We note that in her brief on appeal, Brooks has referred to several incidents that are unrelated to Brooks's issues with the ethics code. Even if Brooks may have had "good cause" to quit as a result of these incidents, she may be disqualified from receiving reemployment insurance benefits if she actually quit because of the ethics code. See Beyer v. Heavy Duty Air, Inc. , 393 N.W.2d 380, 382 (Minn.App. 1986) (concluding that where employee's separation was "due to" job dissatisfaction, rather than chemical dependency, employee was disqualified from receiving benefits); Foy v. J.E.K. Indus. , 352 N.W.2d 123, 125 (Minn.App. 1984) (concluding that employee was disqualified from receiving benefits because employee quit as a result of job dissatisfaction rather than substantial reduction in wages). Brooks has consistently maintained that the reason for her resignation was the ethics code and not any dissatisfaction with her working conditions at Unisys.
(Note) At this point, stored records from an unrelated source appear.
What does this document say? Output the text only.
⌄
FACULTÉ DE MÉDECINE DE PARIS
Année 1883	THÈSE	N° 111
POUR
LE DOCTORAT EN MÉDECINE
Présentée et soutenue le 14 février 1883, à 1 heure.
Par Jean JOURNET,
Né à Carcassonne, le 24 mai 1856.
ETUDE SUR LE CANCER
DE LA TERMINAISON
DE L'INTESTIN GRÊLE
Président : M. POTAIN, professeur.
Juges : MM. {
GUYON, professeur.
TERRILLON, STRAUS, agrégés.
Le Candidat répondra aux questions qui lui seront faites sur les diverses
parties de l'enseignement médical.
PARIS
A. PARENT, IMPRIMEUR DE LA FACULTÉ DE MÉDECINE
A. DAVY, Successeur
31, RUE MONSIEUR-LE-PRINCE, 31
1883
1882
Furthermore, the incidents cited by Brooks were not included in the record created by the reemployment insurance judge. The Commissioner's representative may only consider "the evidence submitted at the hearing before the reemployment insurance judge." Minn. Stat. § subd. 3 (Supp. 1995). This court is limited to reviewing the decision of the Commissioner's representative. Id. , subd. 7; Tuff v. Knitcraft Corp. , 526 N.W.2d 50, 51 (Minn. 1995). Therefore, we may not consider information that was not received into evidence by the reemployment insurance judge. See Plowman v. Copeland, Buhl Co., Ltd. , 261 N.W.2d 581, 583 (Minn. 1977) (stating "well settled" rule that appellate courts may not base decisions on matters outside the record; matters not produced and received in evidence below may not be considered).